Die Klagelieder des Jeremia sind ein alttestamtlicher Text; ungefähr 2500
Jahre alt; also um 500 vor Christus geschrieben.
Im Latein wird das Buch auch Lamentationes, die Lamentierungen des Jeremia
genannt. Das lamentiert, da beklagt, betrauert, beweint, flennt, plärrt,
quäkt, quengelt, schluchzt und jammert (alles Synonyme von Lamentieren), der
Schreiber die Zerstörung Jerusalems und des israelitischen Tempel im Jahr
586 vor Christus durch den babylonischen König Nebukadnezar, den II (Nabu-kudurri-usur
II., 640 – 562 v. Chr.).
Diese historisch durch Keilschriften aus Babylon gut belegte Versklavung
Israels führt zum Untergang Israels. Noch heute können wir im Berliner
Pergamonmuseum beispielsweise das restaurierte Siegestor, das Ischtar-Tor,
von Nebukadnezar II. uns ansehen.
Das Lamentieren des Autors ist das Nichtverstehen, warum der allmächtige
Gott, sein Volk hat untergehen lassen. Wie kann jemand mein allmächtiger
Gott sein und sich so gegen mich stellen? Das ist doch schizophren, das ist
ambivalent.
Wie kann Israel erwähltes Volk Gottes sein, und Gott es scheinbar verlassen
hat? Die Klagelieder, es sind wirkliche Lieder nach der Struktur einer
Totenklage, werden zum Sterben, dem Untergehen des Staats Israel im Jahr 586
v. Chr. verfasst sind. Sie sind Ausdruck einer Verzweiflung, wenn etwas
nicht mehr rückgängig gemacht werden kann und man zutiefst enttäuscht wurde.

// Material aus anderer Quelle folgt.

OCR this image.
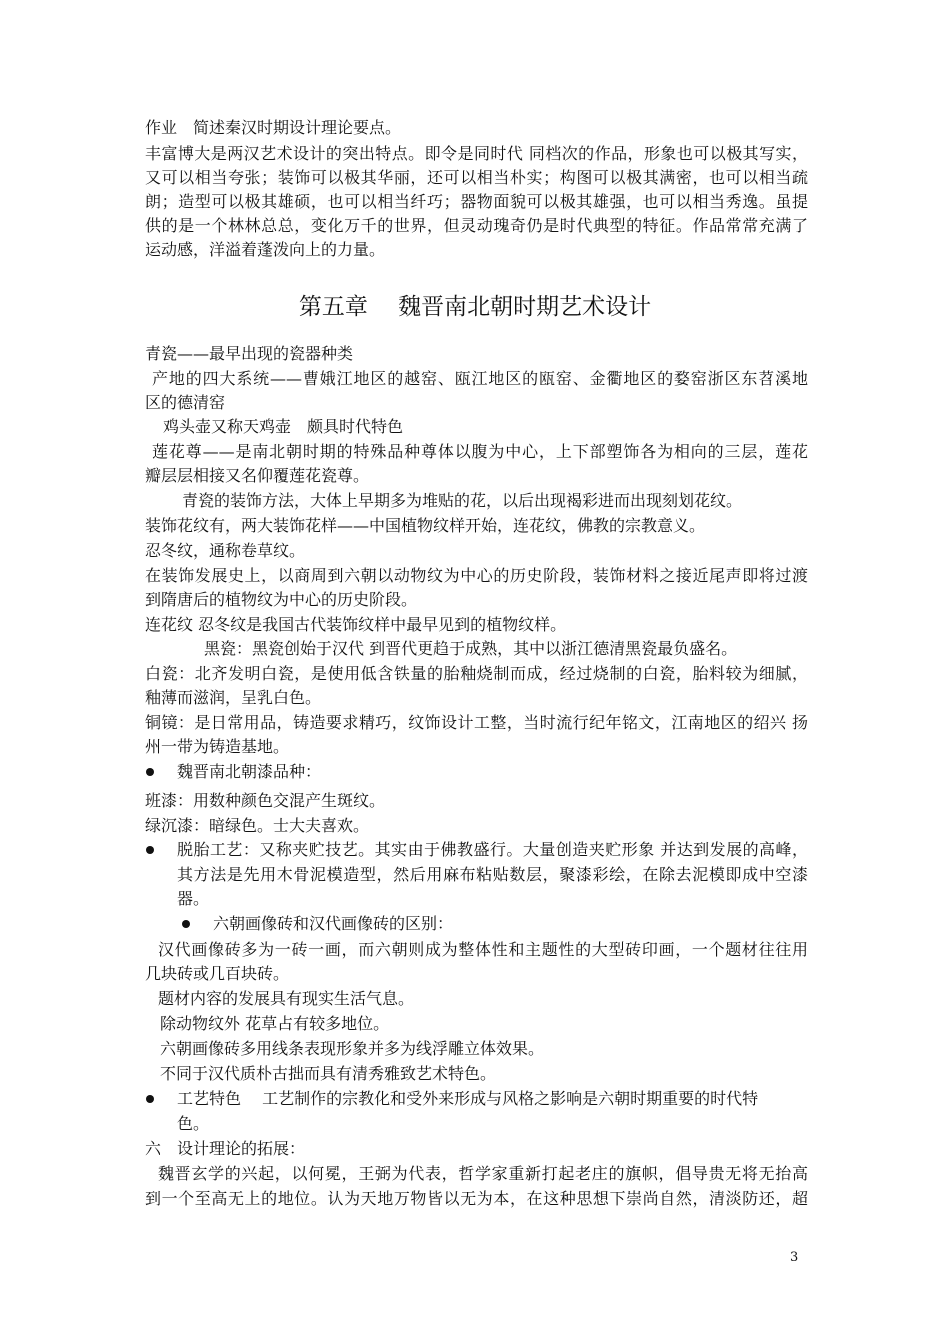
作业　简述秦汉时期设计理论要点。
丰富博大是两汉艺术设计的突出特点。即令是同时代 同档次的作品，形象也可以极其写实，
又可以相当夸张；装饰可以极其华丽，还可以相当朴实；构图可以极其满密，也可以相当疏
朗；造型可以极其雄硕，也可以相当纤巧；器物面貌可以极其雄强，也可以相当秀逸。虽提
供的是一个林林总总，变化万千的世界，但灵动瑰奇仍是时代典型的特征。作品常常充满了
运动感，洋溢着蓬泼向上的力量。
第五章　 魏晋南北朝时期艺术设计
青瓷——最早出现的瓷器种类
产地的四大系统——曹娥江地区的越窑、瓯江地区的瓯窑、金衢地区的婺窑浙区东苕溪地
区的德清窑
鸡头壶又称天鸡壶　颇具时代特色
莲花尊——是南北朝时期的特殊品种尊体以腹为中心，上下部塑饰各为相向的三层，莲花
瓣层层相接又名仰覆莲花瓷尊。
青瓷的装饰方法，大体上早期多为堆贴的花，以后出现褐彩进而出现刻划花纹。
装饰花纹有，两大装饰花样——中国植物纹样开始，连花纹，佛教的宗教意义。
忍冬纹，通称卷草纹。
在装饰发展史上，以商周到六朝以动物纹为中心的历史阶段，装饰材料之接近尾声即将过渡
到隋唐后的植物纹为中心的历史阶段。
连花纹 忍冬纹是我国古代装饰纹样中最早见到的植物纹样。
黑瓷：黑瓷创始于汉代 到晋代更趋于成熟，其中以浙江德清黑瓷最负盛名。
白瓷：北齐发明白瓷，是使用低含铁量的胎釉烧制而成，经过烧制的白瓷，胎料较为细腻，
釉薄而滋润，呈乳白色。
铜镜：是日常用品，铸造要求精巧，纹饰设计工整，当时流行纪年铭文，江南地区的绍兴 扬
州一带为铸造基地。
魏晋南北朝漆品种：
班漆：用数种颜色交混产生斑纹。
绿沉漆：暗绿色。士大夫喜欢。
脱胎工艺：又称夹贮技艺。其实由于佛教盛行。大量创造夹贮形象 并达到发展的高峰，
其方法是先用木骨泥模造型，然后用麻布粘贴数层，聚漆彩绘，在除去泥模即成中空漆
器。
六朝画像砖和汉代画像砖的区别：
汉代画像砖多为一砖一画，而六朝则成为整体性和主题性的大型砖印画，一个题材往往用
几块砖或几百块砖。
题材内容的发展具有现实生活气息。
除动物纹外 花草占有较多地位。
六朝画像砖多用线条表现形象并多为线浮雕立体效果。
不同于汉代质朴古拙而具有清秀雅致艺术特色。
工艺特色　 工艺制作的宗教化和受外来形成与风格之影响是六朝时期重要的时代特
色。
六　设计理论的拓展：
魏晋玄学的兴起，以何冕，王弼为代表，哲学家重新打起老庄的旗帜，倡导贵无将无抬高
到一个至高无上的地位。认为天地万物皆以无为本，在这种思想下崇尚自然，清淡防还，超
3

Trauer, Klage bei Tod, bei Fällen, wo ich Opfer nicht Täter bin.
Wie kann Gott es zulassen, dass sein Tempel und sein Volk so gedemütigt
werden. Alles verstehen hilft nichts. Alle Erklärungen bringen die Trauer
nicht besänftigt. Jede Logik geht unter im Angesicht der Endlichkeit der
Menschlichkeit und ihre Werke.
Nicht nur damals ist die
Ambivalenz, das Zwiespältige in unserem heutigen Leben. Auch wir wissen um
das Zwiespältige in unserem Glauben. Luther hat diese Ambivalenz vor 500
Jahren ziemlich gut beschrieben. Schlagen Sie mal die Nr. 806 im Gesamtbuch
auf!.
Dort finden Sie den „Kleinen Katechismus“, die kleine Glaubenslehre Luthers
an die jungen Protestanten und damit nicht nur die Konfirmanden gemeint!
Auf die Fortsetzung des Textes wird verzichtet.